La nonna, naturalmente, concepiva la nostra partenza in modo un po’ diverso e, desiderando come sempre che i regali a me destinati avessero una connotazione artistica, avrebbe voluto, per offrirmi di quel viaggio una “prova” almeno in parte antica, che rifacessimo – metà in treno, metà in carrozza – il percorso seguito da Madame de Sévigné quando era andata da Parigi a “L’Orient” passando per Chaulnes e “Le Pont-Audemer”. Ma era stata costretta a rinunciare a quel progetto dal divieto di mio padre, il quale, quando la nonna organizzava qualche spostamento in funzione del massimo profitto intellettuale che se ne potesse trarre, sapeva benissimo quanti treni perduti, bagagli smarriti, mal di gola e contravvenzioni si dovessero preventivare.
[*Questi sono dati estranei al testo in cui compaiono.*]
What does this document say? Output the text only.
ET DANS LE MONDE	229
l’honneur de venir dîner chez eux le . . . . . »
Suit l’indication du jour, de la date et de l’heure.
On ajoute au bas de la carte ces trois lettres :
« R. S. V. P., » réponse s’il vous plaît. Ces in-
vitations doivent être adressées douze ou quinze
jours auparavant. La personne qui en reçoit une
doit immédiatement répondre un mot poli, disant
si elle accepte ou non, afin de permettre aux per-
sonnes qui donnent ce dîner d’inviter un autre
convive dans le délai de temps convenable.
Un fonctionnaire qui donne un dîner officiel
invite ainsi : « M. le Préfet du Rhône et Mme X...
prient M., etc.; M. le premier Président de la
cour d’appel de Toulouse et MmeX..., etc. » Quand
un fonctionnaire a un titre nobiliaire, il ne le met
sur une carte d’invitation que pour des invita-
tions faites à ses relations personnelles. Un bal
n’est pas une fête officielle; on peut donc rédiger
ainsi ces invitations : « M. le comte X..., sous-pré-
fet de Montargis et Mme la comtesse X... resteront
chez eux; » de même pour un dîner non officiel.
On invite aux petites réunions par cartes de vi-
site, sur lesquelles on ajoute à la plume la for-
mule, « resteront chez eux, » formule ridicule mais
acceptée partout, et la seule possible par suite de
Almeno, però, la consolava il pensiero che non correvamo il rischio, al momento di recarci alla spiaggia, d’esserne impediti dal sopraggiungere di quella che la sua diletta Sévigné chiama “una maledetta scarrozzata”, giacché a Balbec non conoscevamo nessuno, Legrandin essendosi ben guardato dall’offrirci una lettera di presentazione per la sorella. (Tale omissione non era stata ugualmente apprezzata dalle zie Céline e Victoire, le quali, avendo conosciuto da ragazza colei che fino a quel momento, per sottolineare l’antica intimità, avevano chiamato semplicemente “Renée de Cambremer”, e possedendo ancora, dell’amica, alcuni di quei regali che arredano una stanza e la conversazione ma non trovano riscontro nella realtà attuale, erano convinte di poter vendicare l’affronto fatto a noi non pronunciando mai più, in casa di Madame Legrandin madre, il nome della figlia e limitandosi poi, una volta uscite, a congratularsi reciprocamente con frasi come: «Non ho fatto nemmeno un’allusione a chi tu sai, penso che si sarà capito».)
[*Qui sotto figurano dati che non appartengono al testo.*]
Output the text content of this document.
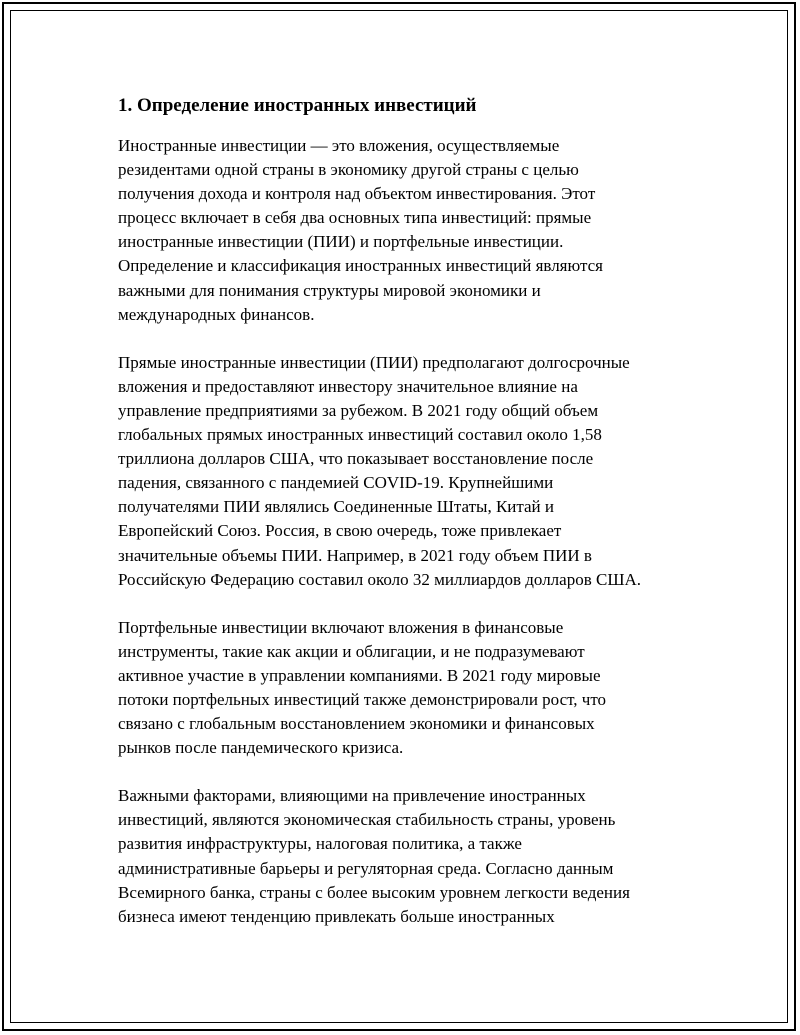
1. Определение иностранных инвестиций
Иностранные инвестиции — это вложения, осуществляемые
резидентами одной страны в экономику другой страны с целью
получения дохода и контроля над объектом инвестирования. Этот
процесс включает в себя два основных типа инвестиций: прямые
иностранные инвестиции (ПИИ) и портфельные инвестиции.
Определение и классификация иностранных инвестиций являются
важными для понимания структуры мировой экономики и
международных финансов.
Прямые иностранные инвестиции (ПИИ) предполагают долгосрочные
вложения и предоставляют инвестору значительное влияние на
управление предприятиями за рубежом. В 2021 году общий объем
глобальных прямых иностранных инвестиций составил около 1,58
триллиона долларов США, что показывает восстановление после
падения, связанного с пандемией COVID-19. Крупнейшими
получателями ПИИ являлись Соединенные Штаты, Китай и
Европейский Союз. Россия, в свою очередь, тоже привлекает
значительные объемы ПИИ. Например, в 2021 году объем ПИИ в
Российскую Федерацию составил около 32 миллиардов долларов США.
Портфельные инвестиции включают вложения в финансовые
инструменты, такие как акции и облигации, и не подразумевают
активное участие в управлении компаниями. В 2021 году мировые
потоки портфельных инвестиций также демонстрировали рост, что
связано с глобальным восстановлением экономики и финансовых
рынков после пандемического кризиса.
Важными факторами, влияющими на привлечение иностранных
инвестиций, являются экономическая стабильность страны, уровень
развития инфраструктуры, налоговая политика, а также
административные барьеры и регуляторная среда. Согласно данным
Всемирного банка, страны с более высоким уровнем легкости ведения
бизнеса имеют тенденцию привлекать больше иностранных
Saremmo dunque partiti da Parigi semplicemente con quel treno dell’una e ventidue che m’ero dilettato, ricavandone ogni volta l’emozione e quasi la beata illusione della partenza, a cercare nell’orario ferroviario, troppo a lungo per non figurarmi di conoscerlo già. Poiché nella fantasia le linee d’una felicità si dispongono più secondo l’identità dei desideri ch’essa ci ispira che non sulla base delle informazioni che possediamo sul suo conto, questa ero convinto di conoscerla fin nei dettagli, e non dubitavo che nel vagone avrei provato un piacere speciale quando la giornata avesse cominciato a rinfrescare, che all’avvicinarsi di quella certa stazione avrei contemplato quel certo effetto; di modo che il treno in questione, evocandomi sempre le immagini delle stesse città, avvolte ai miei occhi nella luce delle ore pomeridiane ch’esso attraversa, mi sembrava diverso da tutti gli altri treni; e avevo finito, come si fa spesso con una creatura che non abbiamo mai vista ma della quale ci lusinga immaginare d’aver conquistato l’amicizia, con l’attribuire una particolare, immutabile fisionomia al viaggiatore dai capelli biondi e dal piglio d’artista che m’avrebbe portato con sé sulla sua strada, e al quale avrei detto addio ai piedi della cattedrale di Saint-Lô prima che s’allontanasse verso il tramonto.
Non rassegnandosi ad essere “spedita come un pacco” fino a Balbec, la nonna si sarebbe fermata ventiquattr’ore in casa di un’amica, mentre io ne sarei ripartito la sera stessa per non disturbare e anche per poter vedere, il giorno successivo, la chiesa di Balbec, che era, ci avevano detto, relativamente lontana da Balbec-Plage, tanto che forse non sarei più potuto andarci una volta cominciate le mie cure di bagni. E forse, per me, era meno doloroso concepire il mirabile oggetto del mio viaggio come antecedente a quella crudele prima notte durante la quale sarei entrato in una nuova dimora e avrei accettato di viverci. Ma, prima ancora, era stato necessario lasciare l’antica; mia madre aveva provveduto a installarsi quel giorno stesso a Saint-Cloud, e aveva preso, o finto di prendere, ogni misura per recarsi là direttamente dopo averci accompagnati alla stazione, senza dover ripassare da casa dove temeva ch’io volessi tornare con lei invece di partire per Balbec. E col pretesto di avere molto da fare nella casa appena affittata e d’essere a corto di tempo, in realtà per evitarmi la crudeltà di quel genere di addii, aveva addirittura deciso di non rimanere con noi fino alla partenza del treno, quando, dissimulata fino a quel momento in andirivieni e preparativi non inesorabili, una separazione appare bruscamente insopportabile mentre ormai, concentrata per intero in un istante smisurato di lucidità impotente e suprema, non è più possibile evitarla.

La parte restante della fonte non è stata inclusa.